Este filosofar, que es una búsqueda, por necesidad, de la superación del engaño de la vida con honestidad y valentía, sólo puede nacer de cada uno y sólo puede aparecer en aquella persona que sienta con suficiente fuerza el llamado de su vida; o, lo que es lo mismo, en una persona que valore tanto su vida, como para sentir un real temor a dejar de existir, esto, en contraste con el temor ilusorio a la muerte de quienes sólo le temen por el impulso ciego de los instintos que están en nosotros sin motivo que comprendamos, obedeciendo un círculo absurdo de conservación, que es el engaño mismo. Es decir, que el temor a la muerte que siente el filósofo, que busca superar el engaño, es radicalmente distinto del que siente aquél que precisamente está inmerso de la manera más ciega en el engaño.
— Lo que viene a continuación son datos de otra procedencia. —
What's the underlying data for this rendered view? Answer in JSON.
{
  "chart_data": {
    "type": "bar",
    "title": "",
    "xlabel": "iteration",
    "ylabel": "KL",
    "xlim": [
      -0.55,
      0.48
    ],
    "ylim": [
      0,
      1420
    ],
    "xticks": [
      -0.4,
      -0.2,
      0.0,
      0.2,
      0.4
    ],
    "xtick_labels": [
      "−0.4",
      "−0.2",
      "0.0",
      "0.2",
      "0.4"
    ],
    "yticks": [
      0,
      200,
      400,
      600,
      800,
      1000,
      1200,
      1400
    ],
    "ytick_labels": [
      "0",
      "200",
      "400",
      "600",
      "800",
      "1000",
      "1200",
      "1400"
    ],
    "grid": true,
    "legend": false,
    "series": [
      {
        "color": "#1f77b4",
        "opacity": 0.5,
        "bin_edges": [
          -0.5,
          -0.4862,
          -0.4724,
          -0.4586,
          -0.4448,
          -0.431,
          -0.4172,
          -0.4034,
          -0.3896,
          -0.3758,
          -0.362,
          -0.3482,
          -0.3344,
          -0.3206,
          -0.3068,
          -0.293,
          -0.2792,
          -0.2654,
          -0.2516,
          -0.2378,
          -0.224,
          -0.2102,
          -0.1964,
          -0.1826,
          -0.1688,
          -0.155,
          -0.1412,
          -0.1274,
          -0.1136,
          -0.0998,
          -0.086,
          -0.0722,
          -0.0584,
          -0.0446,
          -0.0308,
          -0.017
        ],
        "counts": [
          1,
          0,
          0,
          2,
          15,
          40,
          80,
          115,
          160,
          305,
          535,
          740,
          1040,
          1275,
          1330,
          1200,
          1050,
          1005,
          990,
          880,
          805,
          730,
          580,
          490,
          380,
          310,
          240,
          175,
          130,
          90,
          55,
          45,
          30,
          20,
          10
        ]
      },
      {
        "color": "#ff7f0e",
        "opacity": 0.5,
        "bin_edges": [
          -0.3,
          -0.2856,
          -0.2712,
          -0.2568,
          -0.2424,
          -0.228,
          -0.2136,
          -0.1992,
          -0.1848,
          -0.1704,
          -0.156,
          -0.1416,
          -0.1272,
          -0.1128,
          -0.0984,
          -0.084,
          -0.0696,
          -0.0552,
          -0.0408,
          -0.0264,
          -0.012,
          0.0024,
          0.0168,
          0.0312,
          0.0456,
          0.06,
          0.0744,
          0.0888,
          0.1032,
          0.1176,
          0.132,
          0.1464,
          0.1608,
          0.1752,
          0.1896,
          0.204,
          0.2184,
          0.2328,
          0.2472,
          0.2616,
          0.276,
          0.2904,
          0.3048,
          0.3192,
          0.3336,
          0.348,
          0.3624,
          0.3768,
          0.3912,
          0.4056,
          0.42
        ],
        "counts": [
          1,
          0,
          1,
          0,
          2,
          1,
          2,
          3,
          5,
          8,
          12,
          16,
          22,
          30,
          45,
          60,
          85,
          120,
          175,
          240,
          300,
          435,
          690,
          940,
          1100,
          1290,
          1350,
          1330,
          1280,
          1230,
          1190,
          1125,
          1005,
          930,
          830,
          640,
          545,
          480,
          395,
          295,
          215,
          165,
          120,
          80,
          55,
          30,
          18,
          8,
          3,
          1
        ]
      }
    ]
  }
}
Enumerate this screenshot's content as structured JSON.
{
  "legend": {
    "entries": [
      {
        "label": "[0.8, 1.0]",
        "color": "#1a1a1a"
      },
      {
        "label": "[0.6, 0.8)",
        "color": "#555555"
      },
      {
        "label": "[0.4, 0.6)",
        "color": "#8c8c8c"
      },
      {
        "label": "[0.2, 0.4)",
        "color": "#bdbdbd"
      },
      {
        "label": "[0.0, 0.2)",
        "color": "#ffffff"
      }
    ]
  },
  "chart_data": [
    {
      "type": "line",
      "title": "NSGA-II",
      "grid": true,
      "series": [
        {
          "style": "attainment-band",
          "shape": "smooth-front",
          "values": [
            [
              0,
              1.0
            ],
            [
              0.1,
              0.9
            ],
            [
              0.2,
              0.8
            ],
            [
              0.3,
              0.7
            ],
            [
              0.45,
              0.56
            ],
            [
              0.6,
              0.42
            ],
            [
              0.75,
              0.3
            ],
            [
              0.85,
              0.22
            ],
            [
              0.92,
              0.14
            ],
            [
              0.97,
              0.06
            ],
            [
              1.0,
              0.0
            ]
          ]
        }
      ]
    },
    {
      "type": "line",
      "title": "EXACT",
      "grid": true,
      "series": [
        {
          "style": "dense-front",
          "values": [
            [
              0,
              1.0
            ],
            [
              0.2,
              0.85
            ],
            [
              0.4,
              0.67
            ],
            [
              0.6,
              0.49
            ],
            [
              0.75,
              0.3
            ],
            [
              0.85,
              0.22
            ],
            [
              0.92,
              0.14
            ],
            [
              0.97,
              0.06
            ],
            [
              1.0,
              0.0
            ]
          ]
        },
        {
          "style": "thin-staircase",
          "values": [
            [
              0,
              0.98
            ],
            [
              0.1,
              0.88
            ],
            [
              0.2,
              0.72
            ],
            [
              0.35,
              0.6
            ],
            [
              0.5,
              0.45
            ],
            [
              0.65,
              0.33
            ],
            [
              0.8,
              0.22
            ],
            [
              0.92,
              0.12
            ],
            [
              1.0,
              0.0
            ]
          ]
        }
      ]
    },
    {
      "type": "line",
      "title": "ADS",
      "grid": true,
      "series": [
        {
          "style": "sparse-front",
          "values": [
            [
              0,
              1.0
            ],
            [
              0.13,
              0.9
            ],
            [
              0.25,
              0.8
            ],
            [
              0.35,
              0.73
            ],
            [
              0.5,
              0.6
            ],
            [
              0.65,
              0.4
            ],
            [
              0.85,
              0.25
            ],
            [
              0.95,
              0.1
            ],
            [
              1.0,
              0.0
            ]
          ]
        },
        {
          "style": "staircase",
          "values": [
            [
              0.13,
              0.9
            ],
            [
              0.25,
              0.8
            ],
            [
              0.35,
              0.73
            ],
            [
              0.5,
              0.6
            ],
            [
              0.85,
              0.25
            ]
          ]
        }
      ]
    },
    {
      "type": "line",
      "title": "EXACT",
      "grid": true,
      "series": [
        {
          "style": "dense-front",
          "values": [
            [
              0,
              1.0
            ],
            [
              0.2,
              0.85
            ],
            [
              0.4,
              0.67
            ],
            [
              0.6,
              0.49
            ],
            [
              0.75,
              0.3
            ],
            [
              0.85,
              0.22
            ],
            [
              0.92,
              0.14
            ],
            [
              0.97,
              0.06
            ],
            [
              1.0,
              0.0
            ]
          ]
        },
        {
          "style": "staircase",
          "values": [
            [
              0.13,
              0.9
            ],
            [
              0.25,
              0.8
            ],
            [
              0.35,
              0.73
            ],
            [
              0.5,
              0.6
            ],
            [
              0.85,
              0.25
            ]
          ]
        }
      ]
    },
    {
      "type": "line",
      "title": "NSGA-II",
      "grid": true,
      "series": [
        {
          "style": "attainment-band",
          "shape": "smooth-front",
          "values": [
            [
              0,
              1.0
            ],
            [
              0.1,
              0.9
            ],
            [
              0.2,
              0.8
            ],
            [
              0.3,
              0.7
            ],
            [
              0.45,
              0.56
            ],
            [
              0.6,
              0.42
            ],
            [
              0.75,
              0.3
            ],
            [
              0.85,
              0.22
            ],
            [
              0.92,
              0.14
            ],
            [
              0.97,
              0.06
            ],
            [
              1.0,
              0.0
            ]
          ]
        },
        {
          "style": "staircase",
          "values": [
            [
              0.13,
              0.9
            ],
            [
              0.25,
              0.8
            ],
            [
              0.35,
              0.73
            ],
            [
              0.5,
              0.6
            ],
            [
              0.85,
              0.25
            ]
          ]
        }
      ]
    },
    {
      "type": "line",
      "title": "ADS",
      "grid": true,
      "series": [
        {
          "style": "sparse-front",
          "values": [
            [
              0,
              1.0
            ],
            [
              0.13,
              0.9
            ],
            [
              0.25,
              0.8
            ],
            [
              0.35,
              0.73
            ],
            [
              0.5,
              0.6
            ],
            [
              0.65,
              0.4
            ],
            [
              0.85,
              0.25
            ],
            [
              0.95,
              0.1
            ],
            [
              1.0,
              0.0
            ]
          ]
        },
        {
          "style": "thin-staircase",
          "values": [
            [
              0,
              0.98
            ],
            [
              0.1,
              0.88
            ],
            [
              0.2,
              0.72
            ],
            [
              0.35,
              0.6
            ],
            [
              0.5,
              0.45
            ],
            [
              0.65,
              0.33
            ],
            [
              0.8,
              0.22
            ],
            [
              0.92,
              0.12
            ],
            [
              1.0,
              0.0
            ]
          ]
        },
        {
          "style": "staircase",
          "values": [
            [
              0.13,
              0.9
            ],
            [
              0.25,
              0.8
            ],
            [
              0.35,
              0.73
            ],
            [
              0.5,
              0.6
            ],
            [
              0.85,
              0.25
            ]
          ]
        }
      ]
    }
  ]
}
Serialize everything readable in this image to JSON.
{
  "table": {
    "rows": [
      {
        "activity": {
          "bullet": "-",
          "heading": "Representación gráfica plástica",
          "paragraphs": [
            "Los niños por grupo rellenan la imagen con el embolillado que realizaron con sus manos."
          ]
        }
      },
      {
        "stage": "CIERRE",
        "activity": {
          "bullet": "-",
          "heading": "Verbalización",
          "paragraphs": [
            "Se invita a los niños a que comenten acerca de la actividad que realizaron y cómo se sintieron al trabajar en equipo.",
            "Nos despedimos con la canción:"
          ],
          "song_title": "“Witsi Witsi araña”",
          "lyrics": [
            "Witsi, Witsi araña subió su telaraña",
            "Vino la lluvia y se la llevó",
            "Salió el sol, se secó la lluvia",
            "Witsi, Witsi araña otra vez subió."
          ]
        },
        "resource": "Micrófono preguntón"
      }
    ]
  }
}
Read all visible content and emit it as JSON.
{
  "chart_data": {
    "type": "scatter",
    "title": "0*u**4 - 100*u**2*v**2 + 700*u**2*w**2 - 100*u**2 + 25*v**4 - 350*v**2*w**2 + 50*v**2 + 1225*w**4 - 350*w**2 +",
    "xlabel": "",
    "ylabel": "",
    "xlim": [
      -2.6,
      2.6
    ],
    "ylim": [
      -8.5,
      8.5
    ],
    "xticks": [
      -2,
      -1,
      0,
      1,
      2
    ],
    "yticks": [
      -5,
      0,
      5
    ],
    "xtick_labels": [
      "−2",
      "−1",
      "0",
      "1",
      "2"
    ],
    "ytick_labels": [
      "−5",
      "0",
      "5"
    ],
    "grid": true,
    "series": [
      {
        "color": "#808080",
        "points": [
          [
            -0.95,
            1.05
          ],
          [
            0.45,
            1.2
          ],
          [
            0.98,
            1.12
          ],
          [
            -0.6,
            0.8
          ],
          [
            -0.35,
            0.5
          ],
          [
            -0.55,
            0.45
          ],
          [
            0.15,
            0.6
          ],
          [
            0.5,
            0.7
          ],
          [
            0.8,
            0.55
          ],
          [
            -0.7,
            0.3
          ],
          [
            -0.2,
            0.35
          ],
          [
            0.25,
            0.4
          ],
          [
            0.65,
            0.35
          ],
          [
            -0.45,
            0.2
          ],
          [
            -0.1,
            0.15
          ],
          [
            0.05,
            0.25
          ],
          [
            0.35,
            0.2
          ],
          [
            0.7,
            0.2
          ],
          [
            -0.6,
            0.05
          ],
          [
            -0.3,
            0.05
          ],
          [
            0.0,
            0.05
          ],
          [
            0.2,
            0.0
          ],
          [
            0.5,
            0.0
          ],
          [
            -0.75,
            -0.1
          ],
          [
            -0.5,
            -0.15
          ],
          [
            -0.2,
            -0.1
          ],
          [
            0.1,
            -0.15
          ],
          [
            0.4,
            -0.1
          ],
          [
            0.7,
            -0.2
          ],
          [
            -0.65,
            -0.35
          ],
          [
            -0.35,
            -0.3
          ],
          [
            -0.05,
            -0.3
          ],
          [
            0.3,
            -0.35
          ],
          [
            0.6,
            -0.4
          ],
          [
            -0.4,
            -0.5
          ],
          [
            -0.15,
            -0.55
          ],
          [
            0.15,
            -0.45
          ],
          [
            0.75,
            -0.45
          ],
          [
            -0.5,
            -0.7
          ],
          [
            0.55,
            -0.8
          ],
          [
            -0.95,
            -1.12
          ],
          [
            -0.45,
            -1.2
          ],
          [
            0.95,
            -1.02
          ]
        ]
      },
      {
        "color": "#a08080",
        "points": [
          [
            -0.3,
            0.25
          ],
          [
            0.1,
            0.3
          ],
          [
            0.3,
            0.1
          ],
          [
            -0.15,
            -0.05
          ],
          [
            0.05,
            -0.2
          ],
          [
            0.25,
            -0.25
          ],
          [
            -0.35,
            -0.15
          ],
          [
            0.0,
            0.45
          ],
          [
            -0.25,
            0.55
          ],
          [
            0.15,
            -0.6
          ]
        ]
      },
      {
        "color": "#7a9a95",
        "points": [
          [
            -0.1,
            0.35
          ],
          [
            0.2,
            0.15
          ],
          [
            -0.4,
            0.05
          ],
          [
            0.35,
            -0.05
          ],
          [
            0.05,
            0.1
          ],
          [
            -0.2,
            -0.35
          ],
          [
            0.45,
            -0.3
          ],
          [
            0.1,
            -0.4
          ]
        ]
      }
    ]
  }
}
Por lo tanto, cuando el filósofo se ha enfrentado al engaño de la vida, y la ha conservado, sin negarla, entonces puede decirse que se ha llegado a la superación del engaño de la vida, y que la filosofía se ha consumado. Esto, que yo sepa, nunca ha pasado, sino que siempre se agota la búsqueda en la búsqueda, y ninguno de cuantos auténticos filósofos han existido ha podido conformarse con lo que encuentra, pero tampoco ha claudicado en la búsqueda de lo que ha sido, desde siempre, esquivo y, tal vez, inexistente.


  1. No es por negligencia que se ha dejado de lado la diferencia entre eros y philia, pues no se está usando, en sentido estricto, ninguna de las dos, sino cada una en una laxitud en las que son intercambiables, cosa que se puede ver en el propio texto.

  2. Por razones prácticas, se distingue el engaño de la mentira tomando al primero como una contradicción entre dos ámbitos desde la perspectiva de un sujeto, mientras que la mentira sería un engaño inducido por otro.

Una mañana de esas que duran doce horas, un estómago suceptible a la melancolía y una vista despejada, rodeada toda por cerros. Buen día.